Cause di lavoro senza ticket fiscale

20/05/2001

Il Sole 24 ORE.com





    Interpretazione «soft» per le novità di luglio 2002

    Cause di lavoro senza ticket fiscale
    G.Ne.
    ROMA Sembra destinato a rientrare l’allarme sul peso fiscale che potrebbe presto impattare sulle cause di lavoro. Almeno questo è il parere degli avvocati. Che, peraltro, sollecitano un intervento immediato del ministero della Giustizia per mettere una parola definitiva e fare chiarezza sulla questione. Ieri l’Oua (Organismo unitario dell’avvocatura) è scesa in campo per fornire un’interpretazione «letterale» della normativa in vigore, in grado di rappresentare, nelle intenzioni, un punto fermo irrinunciabile.
    Per gli avvocati sarebbe bastata una lettura attenta della normativa per evitare le preoccupazioni espresse sia da parte sindacale che politica. In discussione ci sarebbe l’attuale esenzione prevista dal nostro ordinamento giudiziario da qualsiasi peso fiscale per le controversie sia di lavoro che previdenziali.
    L’articolo 23 della legge 134/2001, che ha riformato le disposizioni sul gratuito patrocinio, ha abrogato invece a decorrere dal 1° luglio 2002, l’articolo unico della legge 2 aprile 1958 n. 319 (sostituito dall’articolo 10 della legge 533/73), che stabiliva, appunto, l’esenzione dalle imposte di bollo e di registro per il processo del lavoro.
    Di qui i dubbi e le incertezze che hanno mobilitato il mondo degli operatori del diritto.
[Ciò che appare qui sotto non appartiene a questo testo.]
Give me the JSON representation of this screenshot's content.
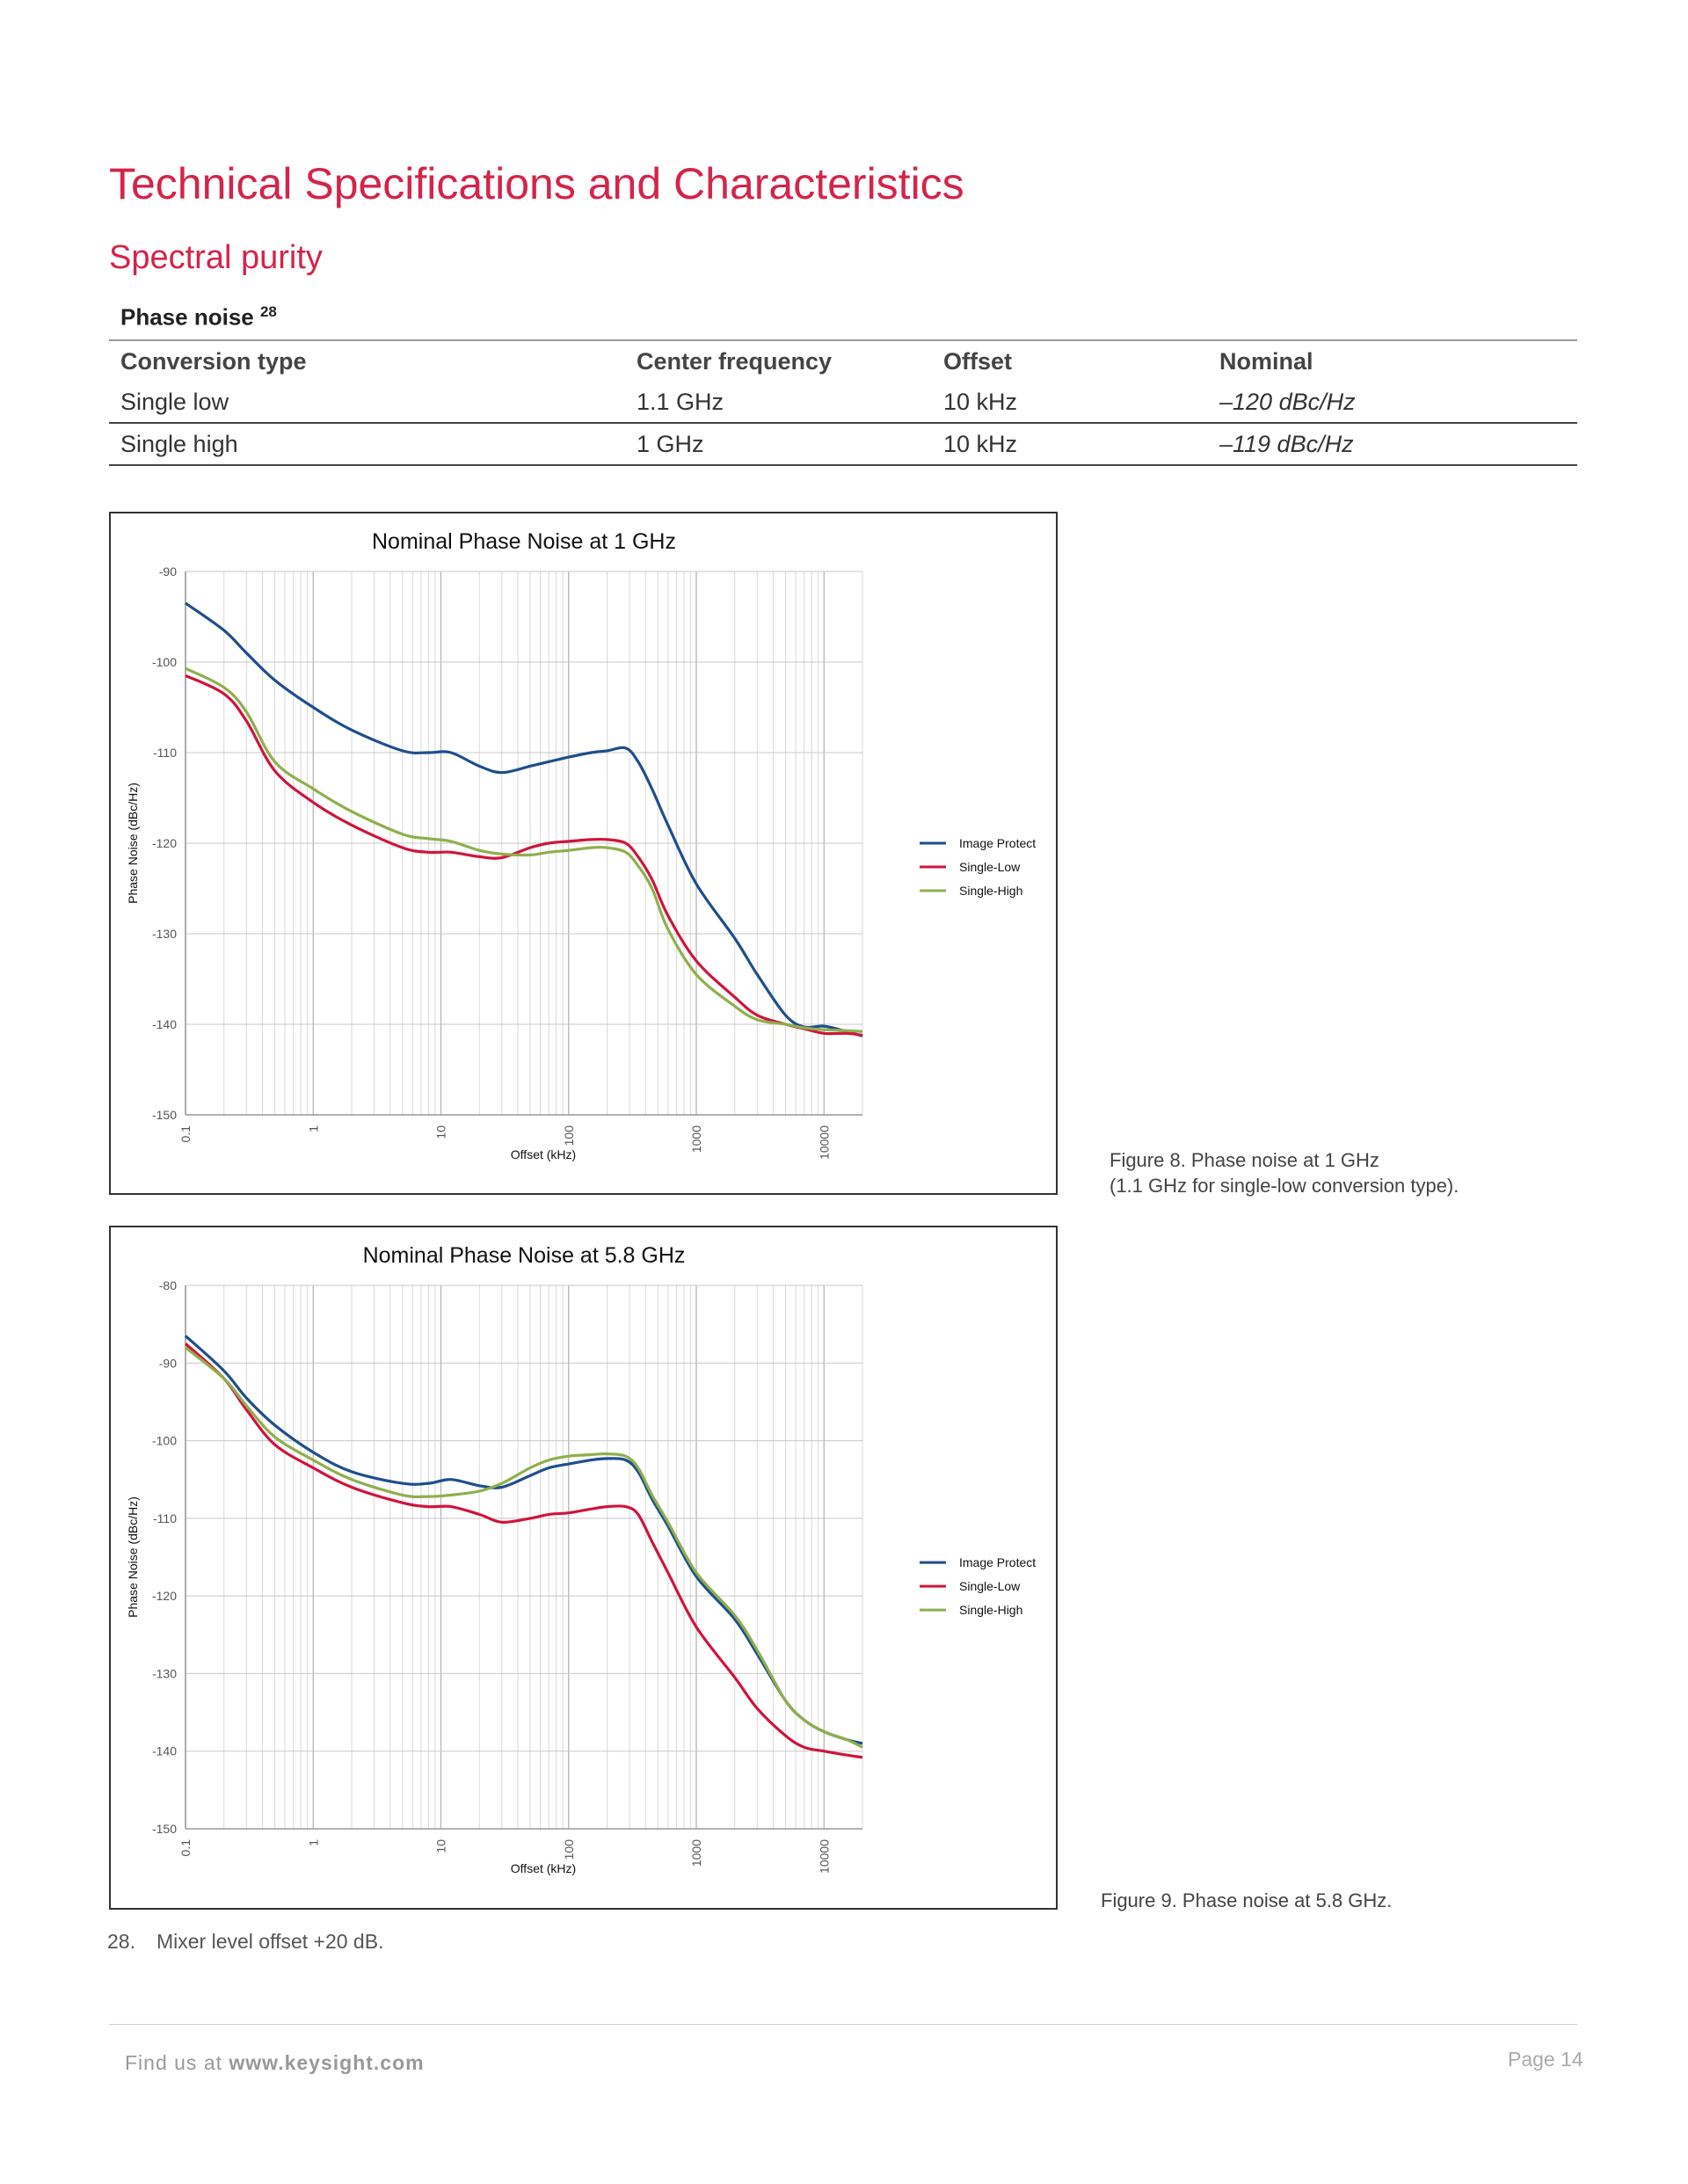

Le cause di lavoro, che rappresentano una buona fetta del contenzioso civile, sarebbero presto venute a costare molto per chi avesse deciso di intraprenderle e poi le avesse perse (non potendo contare sulla condanna al pagamento delle spese giudiziarie in capo all’altra parte). Con l’entrata in vigore del contributo unificato degli atti giudiziari, a partire dal prossimo luglio, una controversia del valore tra 10 e 50 milioni sarebbe infatti, venuta a costare 300mila lire (120mila per le cause di importo compreso tra 2 e 10 milioni).
    Ma l’abrogazione — sottolinea l’Oua — va letta invece nell’intreccio con la disposizione della Finanziaria per il 2000 che rivoluziona il prelievo sugli atti giudiziari introducendo il contributo unificato. L’articolo 9 della legge 488/99, al comma 8, stabilisce espressamente che non sono soggetti al contributo unificato i procedimenti già esenti (ed è il caso delle cause di lavoro), «senza limiti di competenza o di valore, dall’imposta di bollo, di registro, e da ogni spesa, tassa o diritto di qualsiasi spesa e natura».
    In sostanza, tutti i procedimenti che già fossero esenti alla data di entrata in vigore del nuovo contributo unificato, previsto dal prossimo 1° luglio, avrebbero continuato a essere "liberi" da tributi. La ratio dell’intera normativa — spiega l’Oua — è infatti quella di istituire un’unica legge che regoli tutte le spese degli atti giudiziari anche in vista del processo telematico che consentirà agli avvocati di svolgere parte della propria attività online.